The new entrance recognizes the university's expansion eastward across Broadway and beyond, including an urban plaza built in 2000 that has become the new center of activity at PSU. The plaza is the busiest transit hub in Portland.

"We don't have just one front door anymore," Sestak says of Lincoln Hall.

After the building closed as Lincoln High School in 1952, the university took it over as its first building on the Park Blocks. Its auditorium has become one of the city's most popular venues for music, dance and film events, from international concert pianists to taiko and contemporary dance.

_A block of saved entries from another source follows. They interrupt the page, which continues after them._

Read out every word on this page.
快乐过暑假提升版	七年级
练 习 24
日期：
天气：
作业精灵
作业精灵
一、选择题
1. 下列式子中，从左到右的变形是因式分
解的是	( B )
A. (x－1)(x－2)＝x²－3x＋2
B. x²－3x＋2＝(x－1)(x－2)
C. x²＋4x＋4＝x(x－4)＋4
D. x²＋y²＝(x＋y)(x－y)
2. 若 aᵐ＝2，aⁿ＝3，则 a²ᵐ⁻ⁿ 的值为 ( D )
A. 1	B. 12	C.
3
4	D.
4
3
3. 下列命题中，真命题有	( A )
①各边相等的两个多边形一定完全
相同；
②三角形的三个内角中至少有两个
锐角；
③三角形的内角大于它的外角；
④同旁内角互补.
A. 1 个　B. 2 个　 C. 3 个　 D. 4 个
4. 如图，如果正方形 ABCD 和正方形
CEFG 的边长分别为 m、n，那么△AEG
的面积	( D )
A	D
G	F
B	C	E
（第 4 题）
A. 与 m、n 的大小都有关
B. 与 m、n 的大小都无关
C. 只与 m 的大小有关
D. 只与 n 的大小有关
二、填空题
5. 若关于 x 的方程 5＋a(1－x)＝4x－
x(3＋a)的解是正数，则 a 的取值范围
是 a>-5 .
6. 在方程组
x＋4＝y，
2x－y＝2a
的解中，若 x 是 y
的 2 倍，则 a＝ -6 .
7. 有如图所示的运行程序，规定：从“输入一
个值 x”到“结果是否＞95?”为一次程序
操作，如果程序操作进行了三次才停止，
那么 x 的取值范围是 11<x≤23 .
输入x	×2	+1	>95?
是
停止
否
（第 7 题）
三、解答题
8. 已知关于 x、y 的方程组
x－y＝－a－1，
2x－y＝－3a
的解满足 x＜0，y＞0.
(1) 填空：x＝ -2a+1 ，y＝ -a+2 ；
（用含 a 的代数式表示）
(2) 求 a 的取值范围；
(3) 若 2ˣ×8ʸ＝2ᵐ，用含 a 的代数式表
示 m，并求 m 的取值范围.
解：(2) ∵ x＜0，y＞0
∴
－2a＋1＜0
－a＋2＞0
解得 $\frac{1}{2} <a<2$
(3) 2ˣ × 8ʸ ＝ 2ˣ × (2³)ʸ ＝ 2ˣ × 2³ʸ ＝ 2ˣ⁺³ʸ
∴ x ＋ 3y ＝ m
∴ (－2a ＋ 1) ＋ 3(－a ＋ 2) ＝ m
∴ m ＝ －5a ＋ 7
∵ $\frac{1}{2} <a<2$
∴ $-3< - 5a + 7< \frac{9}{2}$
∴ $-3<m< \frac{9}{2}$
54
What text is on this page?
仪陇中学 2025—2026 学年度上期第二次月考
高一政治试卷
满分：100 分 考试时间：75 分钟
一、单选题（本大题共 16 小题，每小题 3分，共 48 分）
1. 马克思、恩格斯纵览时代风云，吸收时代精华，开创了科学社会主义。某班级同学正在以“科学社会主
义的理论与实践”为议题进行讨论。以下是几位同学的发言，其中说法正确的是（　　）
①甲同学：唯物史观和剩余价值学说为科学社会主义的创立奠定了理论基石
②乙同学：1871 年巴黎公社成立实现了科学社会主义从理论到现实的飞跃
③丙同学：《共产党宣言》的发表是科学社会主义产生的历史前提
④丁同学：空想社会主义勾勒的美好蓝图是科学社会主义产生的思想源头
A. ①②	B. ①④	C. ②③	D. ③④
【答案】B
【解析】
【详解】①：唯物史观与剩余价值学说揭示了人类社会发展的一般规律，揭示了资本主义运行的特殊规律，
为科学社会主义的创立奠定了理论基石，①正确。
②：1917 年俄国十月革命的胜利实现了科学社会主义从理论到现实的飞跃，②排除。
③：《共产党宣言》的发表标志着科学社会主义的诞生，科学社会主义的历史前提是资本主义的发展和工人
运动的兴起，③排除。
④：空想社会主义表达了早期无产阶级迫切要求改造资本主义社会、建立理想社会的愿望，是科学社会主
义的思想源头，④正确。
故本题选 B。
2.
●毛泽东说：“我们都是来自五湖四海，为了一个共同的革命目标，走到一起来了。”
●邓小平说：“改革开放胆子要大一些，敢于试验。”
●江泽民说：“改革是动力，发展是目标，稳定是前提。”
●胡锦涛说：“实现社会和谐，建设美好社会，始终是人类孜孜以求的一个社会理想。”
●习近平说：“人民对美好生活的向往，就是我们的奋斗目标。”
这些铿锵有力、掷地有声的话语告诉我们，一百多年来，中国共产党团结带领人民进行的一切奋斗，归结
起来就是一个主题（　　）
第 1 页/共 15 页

Like the Hatfield and Schnitzer halls down the street, patrons will not be able to park in front of Lincoln Hall but can drop off passengers at the curb.

New name, status

Speaking of upgrades, Sestak is eager to announce Wednesday that the School of Fine & Performing Arts will now call itself the College of the Arts. The name change, which PSU approved in November, boosts the prestige of the arts school's four programs: architecture, art, music and theater/film. With 125 faculty members, and 2,200 students taking classes, arts programs at PSU have seen a 40 percent increase in majors in the past four years.

Still to come is the university's approval to bring back its dance major. PSU cut the dance program in the 1990s, but with a new dance studio in the tower the school hopes to revive it. Approval usually takes about a year, Sestak says.

Becoming a College of the Arts means the university can offer more intense and in-depth courses leading to professional degrees, Sestak says. That, in turn, raises the college's status within the university.

"It brings better visibility; we're more attractive to students, to faculty," she says. "We can be a stronger player within PSU."